Nur die halbe Wahrheit – Entwicklung von neuen Brennstoffen

Leserbrief von Harry Block, veröffentlicht am 24.06.19 in der BNN

Zu „Symbol für ein funktionierendes Europa“ vom 21. Mai:

Unter dem Mäntelchen der Sicherheit baut man ein Gebäude, verharmlosend als ‚Laborflügel M‘ bezeichnet, für 64 Millionen Euro in unseren Hardtwald. Was schützen die 4 700 Tonnen Stahl und 24 000 Kubikmeter Beton? Bei der Mediation über diesen Neubau im Jahre 2011 wurde deutlich, dass das Institut für Transurane (ITU) – heute Joint Research Centre (JRC) – bereits seit den 1960er Jahren eine unbefristete Umgangs- und Lagergenehmigung für 180 Kilo Plutonium besaß, die in der Neugenehmigung durch den grünen Umweltminister nur insoweit modifiziert wurde, dass man diese neue Genehmigung nur bis zu 80 Kilo ausnutzen will.

Die Genehmigung für das Gebäude M enthält aber unter anderen aber auch eine atomrechtliche Umgangsgenehmigung (man kann also immer herausnehmen und neu hinzufügen) für 50 Kilo Uran 235 (dieses war der Zündstoff der Atombombe auf Hiroshima) und 300 Kilo schwach angereichertes Uran, 30 Kilo Neptunium sowie 450 Kilo Thorium und so weiter.

Das sind riesige Mengen für ein Forschungslabor, und es stellt sich die Frage:
Was machen die damit?

Für reine Sicherheitsforschung, Ausbildung von Zoll und Inspektoren der IAEO sowie für medizinische Forschung würden wenige Gramm dieser radioaktiven Stoffe reichen. Wer wie ich am Tag der offenen Tür des JRC durch dieses Gebäude M geführt wurde und die riesigen Dimensionen der „Labore“ und Sicherheitseinrichtungen in Augenschein nehmen konnte, der spürt, dass hier weiter hocheffiziente neue Atomforschung im Auftrag der atomfreundlichen europäischen Gemeinschaft gemacht werden wird.
In den noch einzubauenden „Heißen Zellen“, die das Hantieren mit diesen hochstrahlenden Stoffen ermöglichen, werden neue „Brennstäble“ gebaut und nach der Bestrahlung in einem Atomkraftwerk zurückgebracht und weiter für neue Reaktortypen „optimiert“.

Mit „Sicherheit“ kann heute anscheinend alles legitimiert werden, egal wie absurd die Dinge auch sein mögen.
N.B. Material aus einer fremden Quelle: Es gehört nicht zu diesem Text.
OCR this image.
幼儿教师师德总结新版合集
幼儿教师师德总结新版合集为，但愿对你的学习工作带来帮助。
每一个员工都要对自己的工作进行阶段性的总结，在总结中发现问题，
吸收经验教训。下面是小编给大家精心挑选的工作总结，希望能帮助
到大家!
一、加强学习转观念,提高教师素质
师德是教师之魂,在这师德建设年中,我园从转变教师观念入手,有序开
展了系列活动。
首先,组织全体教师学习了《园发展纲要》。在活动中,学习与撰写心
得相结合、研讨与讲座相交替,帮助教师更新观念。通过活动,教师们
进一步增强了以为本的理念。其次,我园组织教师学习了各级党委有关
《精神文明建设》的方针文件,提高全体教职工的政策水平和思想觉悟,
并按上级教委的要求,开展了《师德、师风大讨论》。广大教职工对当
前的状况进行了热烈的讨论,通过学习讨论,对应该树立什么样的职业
Sicherheit erscheint „alternativlos“, denn niemand kann für „Unsicherheit“ sein, schon gar nicht bei einer Hochrisikotechnologie wie Atomkraft. Der Vertreter des Landes lehnt Anwendungsforschung für neue Atomreaktoren in dem Neubau ab. Das sind leere Worte. Würde man hier nur anwendungslose Forschung betreiben, so wäre das bestenfalls das Herumdoktern an einigen physikalischen Ungeklärtheiten in Sachen der radioaktiven Elemente.
Es wird unter dem Begriff „Sicherheitsforschung“ Brennstoffforschung betrieben. Das Institut stellt neuartige „Brennstäble“ her, die zur Entwicklung fortgeschrittener Reaktoren der vierten Generation benötigt werden. In der Genehmigung steht zwar,
dass Forschungen im Zusammenhang mit Reaktorsystemen der sogenannten vierten Generation ausgeschlossen seien. Das ist nur die halbe Wahrheit. Man forscht hier nicht an einem neuen Reaktortyp, das machen andere. Man entwickelt
Brennstoffe für die vierte Generation, was aber deren Voraussetzung für neue Reaktoren ist. Und „das können weltweit nur wir“. So die mehrfach öffentlich geäußerte Aussage von Thomas Fanghänel, damals Chef vom ITU und heute in Brüssel beim JRC (gemeinsame Forschungsstelle der EU) Berater für die vierte Generation von Atomreaktoren.

Der Bevölkerung der Region Karlsruhe darf man weder die radioaktiven Emissionen des Instituts (auch die besten Filter lassen Stoffe wie hoch radioaktives, giftiges Plutonium in winzigen Mengen durch) noch die ständigen Transporte mit radioaktivem Material zumuten.